Description

SEBI allows Investment Advisers to charge fees up to 2.5% per annum for providing second opinion on client assets under pre-existing distribution arrangements, subject to annual client consent and disclosure of dual costs.

Summary

SEBI has introduced ease of doing business measures allowing Investment Advisers (IAs) to provide second opinion services to clients on assets held under pre-existing distribution arrangements with other entities. Previously, IAs were prohibited from charging Assets Under Advice (AUA) based fees on such assets. The revised framework permits IAs to charge fees up to 2.5% per annum on these assets, subject to mandatory annual disclosure and client consent regarding dual costs (both advisory fees and distributor consideration).

Key Points

  • Investment Advisers can now charge AUA-based fees on assets under pre-existing distribution arrangements when providing second opinion services
  • Fee cap set at 2.5% of asset value per annum for such second opinion advisory services
  • Annual disclosure and consent requirement: IAs must inform clients they will incur both advisory fees and distributor consideration costs
  • Revises Clause 1.(iii)(f) of the Master Circular for Investment Advisers
  • Addresses industry representation that previous restrictions limited IAs’ ability to serve clients seeking second opinions
  • Provisions effective immediately upon issuance

Regulatory Changes

Clause 1.(iii)(f) of the Master Circular for Investment Advisers has been revised to read:

“For clients seeking second opinion on assets under pre-existing distribution arrangement with other entity, IAs may charge fee on the assets under pre-existing distribution arrangement under AUA mode, subject to a limit of 2.5% of such assets value per annum.

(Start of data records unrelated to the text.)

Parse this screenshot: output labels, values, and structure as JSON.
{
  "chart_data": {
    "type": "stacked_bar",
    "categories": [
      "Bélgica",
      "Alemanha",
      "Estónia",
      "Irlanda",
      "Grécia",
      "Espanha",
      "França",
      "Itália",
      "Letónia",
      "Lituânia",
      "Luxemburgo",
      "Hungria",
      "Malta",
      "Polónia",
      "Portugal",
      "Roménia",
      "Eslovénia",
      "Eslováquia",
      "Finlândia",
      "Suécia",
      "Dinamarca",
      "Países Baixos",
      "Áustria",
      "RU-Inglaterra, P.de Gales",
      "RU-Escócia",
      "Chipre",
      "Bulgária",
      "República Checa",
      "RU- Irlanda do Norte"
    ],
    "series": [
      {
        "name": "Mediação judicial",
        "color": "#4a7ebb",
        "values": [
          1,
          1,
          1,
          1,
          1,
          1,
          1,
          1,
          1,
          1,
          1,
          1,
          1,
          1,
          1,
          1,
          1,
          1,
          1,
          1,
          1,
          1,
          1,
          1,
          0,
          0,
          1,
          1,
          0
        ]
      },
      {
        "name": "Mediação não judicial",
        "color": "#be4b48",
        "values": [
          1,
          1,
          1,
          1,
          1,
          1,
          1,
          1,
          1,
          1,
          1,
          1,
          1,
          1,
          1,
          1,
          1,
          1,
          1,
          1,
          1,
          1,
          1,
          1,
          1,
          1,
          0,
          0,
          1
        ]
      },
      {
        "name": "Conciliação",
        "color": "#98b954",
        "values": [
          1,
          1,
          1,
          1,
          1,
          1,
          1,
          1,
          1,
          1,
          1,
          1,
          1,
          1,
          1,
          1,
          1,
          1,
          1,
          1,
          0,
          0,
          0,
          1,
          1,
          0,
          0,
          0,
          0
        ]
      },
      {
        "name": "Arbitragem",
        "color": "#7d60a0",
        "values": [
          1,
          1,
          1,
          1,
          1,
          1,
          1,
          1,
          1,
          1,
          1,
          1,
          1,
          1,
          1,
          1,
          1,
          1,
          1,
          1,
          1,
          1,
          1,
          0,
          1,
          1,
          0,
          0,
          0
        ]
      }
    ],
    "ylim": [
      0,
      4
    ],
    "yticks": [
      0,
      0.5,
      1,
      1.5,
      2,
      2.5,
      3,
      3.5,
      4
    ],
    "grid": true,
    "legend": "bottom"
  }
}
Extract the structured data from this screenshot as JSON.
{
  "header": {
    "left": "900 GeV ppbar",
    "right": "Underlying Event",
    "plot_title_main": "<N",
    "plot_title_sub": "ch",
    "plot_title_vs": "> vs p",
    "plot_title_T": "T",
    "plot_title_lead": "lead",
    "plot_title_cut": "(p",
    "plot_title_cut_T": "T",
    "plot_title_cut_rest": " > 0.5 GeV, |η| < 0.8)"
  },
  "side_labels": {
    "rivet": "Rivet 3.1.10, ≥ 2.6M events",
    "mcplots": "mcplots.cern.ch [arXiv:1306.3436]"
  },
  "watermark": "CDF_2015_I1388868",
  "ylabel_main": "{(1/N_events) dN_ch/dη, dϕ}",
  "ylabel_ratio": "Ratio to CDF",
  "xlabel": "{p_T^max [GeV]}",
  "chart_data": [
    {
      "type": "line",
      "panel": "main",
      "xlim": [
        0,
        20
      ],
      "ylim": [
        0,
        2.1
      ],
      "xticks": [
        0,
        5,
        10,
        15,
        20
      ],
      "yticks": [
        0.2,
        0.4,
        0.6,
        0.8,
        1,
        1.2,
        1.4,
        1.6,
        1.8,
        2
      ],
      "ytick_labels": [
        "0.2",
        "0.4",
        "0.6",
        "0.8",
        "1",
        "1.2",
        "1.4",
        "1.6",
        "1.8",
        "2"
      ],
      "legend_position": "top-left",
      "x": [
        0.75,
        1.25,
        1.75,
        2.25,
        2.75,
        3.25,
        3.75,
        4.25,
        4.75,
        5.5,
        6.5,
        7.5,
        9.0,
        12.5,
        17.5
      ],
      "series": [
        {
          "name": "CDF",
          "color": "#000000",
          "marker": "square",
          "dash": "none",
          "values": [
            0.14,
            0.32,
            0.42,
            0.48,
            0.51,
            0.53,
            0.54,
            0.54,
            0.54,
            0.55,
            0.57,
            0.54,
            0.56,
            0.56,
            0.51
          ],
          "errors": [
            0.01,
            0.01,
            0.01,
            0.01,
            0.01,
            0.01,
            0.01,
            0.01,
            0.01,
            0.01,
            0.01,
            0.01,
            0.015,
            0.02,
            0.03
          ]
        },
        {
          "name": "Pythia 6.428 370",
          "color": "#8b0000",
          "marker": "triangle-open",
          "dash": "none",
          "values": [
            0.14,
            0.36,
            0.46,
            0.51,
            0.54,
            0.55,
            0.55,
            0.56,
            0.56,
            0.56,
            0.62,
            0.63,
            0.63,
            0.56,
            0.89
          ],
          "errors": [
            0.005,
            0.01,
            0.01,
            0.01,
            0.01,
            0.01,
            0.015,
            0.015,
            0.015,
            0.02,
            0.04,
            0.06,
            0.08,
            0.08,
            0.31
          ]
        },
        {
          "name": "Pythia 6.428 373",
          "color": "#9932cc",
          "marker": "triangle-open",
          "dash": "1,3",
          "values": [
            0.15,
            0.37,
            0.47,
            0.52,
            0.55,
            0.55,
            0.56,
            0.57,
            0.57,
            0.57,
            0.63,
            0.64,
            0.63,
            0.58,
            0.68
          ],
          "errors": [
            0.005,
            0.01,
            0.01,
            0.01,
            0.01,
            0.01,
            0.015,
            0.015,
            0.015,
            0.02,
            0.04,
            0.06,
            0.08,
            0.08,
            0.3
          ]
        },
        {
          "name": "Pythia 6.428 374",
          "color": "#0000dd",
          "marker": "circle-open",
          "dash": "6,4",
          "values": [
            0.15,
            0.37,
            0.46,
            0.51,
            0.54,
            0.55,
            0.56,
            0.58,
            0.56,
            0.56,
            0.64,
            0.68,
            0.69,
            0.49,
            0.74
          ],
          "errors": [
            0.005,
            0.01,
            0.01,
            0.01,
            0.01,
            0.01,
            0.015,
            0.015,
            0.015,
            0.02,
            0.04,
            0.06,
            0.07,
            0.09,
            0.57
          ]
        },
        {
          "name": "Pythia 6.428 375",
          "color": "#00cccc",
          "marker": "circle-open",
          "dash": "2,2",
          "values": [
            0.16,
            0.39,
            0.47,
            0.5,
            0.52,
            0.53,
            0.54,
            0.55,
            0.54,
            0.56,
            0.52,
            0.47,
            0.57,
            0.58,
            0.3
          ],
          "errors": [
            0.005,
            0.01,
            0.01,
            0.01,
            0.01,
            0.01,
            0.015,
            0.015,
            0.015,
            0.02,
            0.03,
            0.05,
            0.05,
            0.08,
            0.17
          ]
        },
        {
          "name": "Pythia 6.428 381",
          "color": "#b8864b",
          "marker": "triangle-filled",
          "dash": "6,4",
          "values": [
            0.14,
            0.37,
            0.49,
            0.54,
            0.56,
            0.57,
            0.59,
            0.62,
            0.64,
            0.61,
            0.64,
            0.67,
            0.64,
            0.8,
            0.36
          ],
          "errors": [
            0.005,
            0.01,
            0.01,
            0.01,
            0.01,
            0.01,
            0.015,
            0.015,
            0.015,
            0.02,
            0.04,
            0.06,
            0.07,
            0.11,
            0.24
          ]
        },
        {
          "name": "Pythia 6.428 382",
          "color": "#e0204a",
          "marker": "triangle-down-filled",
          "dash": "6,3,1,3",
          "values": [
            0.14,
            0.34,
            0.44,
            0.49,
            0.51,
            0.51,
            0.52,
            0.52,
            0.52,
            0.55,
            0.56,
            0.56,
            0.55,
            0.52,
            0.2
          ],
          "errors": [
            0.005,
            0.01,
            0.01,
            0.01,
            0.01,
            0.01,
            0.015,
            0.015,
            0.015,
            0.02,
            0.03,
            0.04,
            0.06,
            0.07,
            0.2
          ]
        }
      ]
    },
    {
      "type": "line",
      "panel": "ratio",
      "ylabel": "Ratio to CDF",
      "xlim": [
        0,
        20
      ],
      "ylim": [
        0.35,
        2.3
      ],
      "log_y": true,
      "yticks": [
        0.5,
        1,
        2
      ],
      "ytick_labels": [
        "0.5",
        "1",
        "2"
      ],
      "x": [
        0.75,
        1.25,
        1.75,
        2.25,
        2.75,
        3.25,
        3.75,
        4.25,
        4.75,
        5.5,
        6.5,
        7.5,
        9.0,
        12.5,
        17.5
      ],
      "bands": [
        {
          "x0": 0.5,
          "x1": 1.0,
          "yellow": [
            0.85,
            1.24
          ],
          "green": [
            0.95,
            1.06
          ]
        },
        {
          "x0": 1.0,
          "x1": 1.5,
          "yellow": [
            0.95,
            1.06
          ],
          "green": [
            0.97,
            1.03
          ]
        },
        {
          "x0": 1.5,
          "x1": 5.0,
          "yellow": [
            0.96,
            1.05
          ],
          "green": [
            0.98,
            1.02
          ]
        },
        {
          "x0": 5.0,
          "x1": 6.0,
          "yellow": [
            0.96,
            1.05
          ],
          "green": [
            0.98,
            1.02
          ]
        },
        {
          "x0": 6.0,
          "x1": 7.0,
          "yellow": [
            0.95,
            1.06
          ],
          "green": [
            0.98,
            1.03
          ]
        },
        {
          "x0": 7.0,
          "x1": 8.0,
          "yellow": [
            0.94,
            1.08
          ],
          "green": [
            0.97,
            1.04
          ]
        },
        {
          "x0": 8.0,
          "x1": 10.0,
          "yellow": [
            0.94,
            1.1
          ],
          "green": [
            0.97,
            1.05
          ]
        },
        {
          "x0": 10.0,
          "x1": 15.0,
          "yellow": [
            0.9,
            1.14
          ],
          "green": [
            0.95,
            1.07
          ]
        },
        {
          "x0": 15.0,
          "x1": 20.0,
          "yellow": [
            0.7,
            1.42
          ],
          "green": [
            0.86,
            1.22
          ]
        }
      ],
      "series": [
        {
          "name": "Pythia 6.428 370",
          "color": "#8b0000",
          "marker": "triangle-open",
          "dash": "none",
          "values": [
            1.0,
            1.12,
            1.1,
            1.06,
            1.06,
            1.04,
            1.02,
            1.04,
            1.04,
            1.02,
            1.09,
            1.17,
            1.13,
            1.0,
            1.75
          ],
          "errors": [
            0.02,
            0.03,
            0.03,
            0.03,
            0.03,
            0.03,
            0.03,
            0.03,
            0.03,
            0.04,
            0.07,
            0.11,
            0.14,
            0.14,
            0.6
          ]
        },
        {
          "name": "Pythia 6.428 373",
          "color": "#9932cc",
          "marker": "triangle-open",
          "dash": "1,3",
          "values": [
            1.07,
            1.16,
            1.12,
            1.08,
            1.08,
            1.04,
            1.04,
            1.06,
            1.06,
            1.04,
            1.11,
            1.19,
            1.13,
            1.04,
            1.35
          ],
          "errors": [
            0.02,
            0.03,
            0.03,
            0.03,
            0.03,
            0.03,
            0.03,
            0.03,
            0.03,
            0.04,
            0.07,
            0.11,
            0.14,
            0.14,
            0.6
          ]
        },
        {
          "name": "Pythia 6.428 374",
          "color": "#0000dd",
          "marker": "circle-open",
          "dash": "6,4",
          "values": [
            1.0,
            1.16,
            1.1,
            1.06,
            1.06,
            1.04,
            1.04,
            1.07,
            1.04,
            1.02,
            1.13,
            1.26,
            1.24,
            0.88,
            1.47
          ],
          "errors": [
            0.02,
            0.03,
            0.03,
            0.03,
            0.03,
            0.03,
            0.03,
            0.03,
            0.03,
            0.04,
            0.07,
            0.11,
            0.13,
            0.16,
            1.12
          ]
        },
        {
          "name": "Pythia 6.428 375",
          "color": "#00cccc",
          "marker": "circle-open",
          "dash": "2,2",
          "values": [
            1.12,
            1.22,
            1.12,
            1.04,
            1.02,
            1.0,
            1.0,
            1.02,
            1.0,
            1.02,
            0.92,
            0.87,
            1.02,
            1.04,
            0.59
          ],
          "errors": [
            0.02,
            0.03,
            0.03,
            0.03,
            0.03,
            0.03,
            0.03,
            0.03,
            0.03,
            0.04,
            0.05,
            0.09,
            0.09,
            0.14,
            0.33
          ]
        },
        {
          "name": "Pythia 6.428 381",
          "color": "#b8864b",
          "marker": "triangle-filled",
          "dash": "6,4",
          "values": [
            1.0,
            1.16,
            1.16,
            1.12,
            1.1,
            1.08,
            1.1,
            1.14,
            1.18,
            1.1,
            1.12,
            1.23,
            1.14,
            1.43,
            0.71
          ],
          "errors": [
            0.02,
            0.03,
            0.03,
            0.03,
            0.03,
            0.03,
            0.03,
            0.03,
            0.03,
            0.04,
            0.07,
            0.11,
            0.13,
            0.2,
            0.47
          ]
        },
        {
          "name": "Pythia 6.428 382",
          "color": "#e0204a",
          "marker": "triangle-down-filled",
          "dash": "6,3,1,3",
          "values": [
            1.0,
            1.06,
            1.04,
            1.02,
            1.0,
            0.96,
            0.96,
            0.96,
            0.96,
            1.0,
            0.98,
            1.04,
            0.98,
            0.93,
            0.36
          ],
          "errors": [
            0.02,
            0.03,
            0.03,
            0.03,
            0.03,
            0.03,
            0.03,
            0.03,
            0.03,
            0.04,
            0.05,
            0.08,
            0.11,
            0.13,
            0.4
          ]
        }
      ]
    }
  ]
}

IAs shall, on annual basis, disclose and seek consent from such clients that apart from the advisory fees payable to the IA, the clients will be incurring costs towards distributor consideration for such assets.”

Previously, any portion of AUA held by the client under pre-existing distribution arrangements was required to be deducted from AUA for fee charging purposes, effectively prohibiting IAs from charging fees on such assets.

Compliance Requirements

For Investment Advisers:

  1. Fee Limit Compliance: Ensure fees charged on assets under pre-existing distribution arrangements do not exceed 2.5% per annum
  2. Annual Disclosure: Provide clear disclosure to clients on annual basis regarding:
    • Advisory fees payable to the IA
    • Distributor consideration costs that clients will continue to incur on such assets
  3. Client Consent: Obtain annual consent from clients acknowledging understanding of dual cost structure
  4. Documentation: Maintain records of disclosures and client consents for regulatory compliance
  5. Service Scope: Clearly define second opinion services being provided on pre-existing distribution assets

For Investment Adviser Administration and Supervisory Body (IAASB):

  • Monitor compliance with fee limits and disclosure requirements
  • Ensure proper implementation of revised Master Circular provisions

Important Dates

  • Circular Issued: October 30, 2025
  • Effective Date: Immediately upon issuance (October 30, 2025)
  • Disclosure and Consent: Required on annual basis (ongoing compliance requirement)

Impact Assessment

Market Impact:

  • For Investment Advisers: Opens new revenue stream by enabling fee collection on previously restricted asset base; allows IAs to serve clients more comprehensively when second opinions are requested
  • For Investors: Provides flexibility to obtain independent second opinions on existing investments without necessarily changing distribution arrangements; however, results in dual cost structure (advisory fees plus distributor fees)
  • For Distributors: No direct impact on existing distribution arrangements; distributors continue to receive consideration on assets under their management

Operational Impact:

  • IAs need to implement systems for annual disclosure and consent documentation
  • Potential increase in advisory workload as clients may seek second opinions on broader asset base
  • Compliance teams must ensure fee calculations and disclosures meet regulatory requirements

Industry Impact:

  • Addresses long-standing industry representation about restrictions limiting service capabilities
  • Promotes ease of doing business for Investment Advisers
  • Enhances investor protection by facilitating access to independent advisory opinions
  • May lead to increased competition as IAs can now actively advise on clients’ full portfolio

Regulatory Authority: Circular issued under Section 11(1) of Chapter IV of SEBI Act, 1992 read with Regulation 15A of SEBI (Investment Advisers) Regulations, 2013.

Impact Justification

Medium importance as it introduces a new revenue opportunity for Investment Advisers while providing investors with second opinion options. Medium impact limited to IA industry participants and their clients seeking second opinions on existing investments.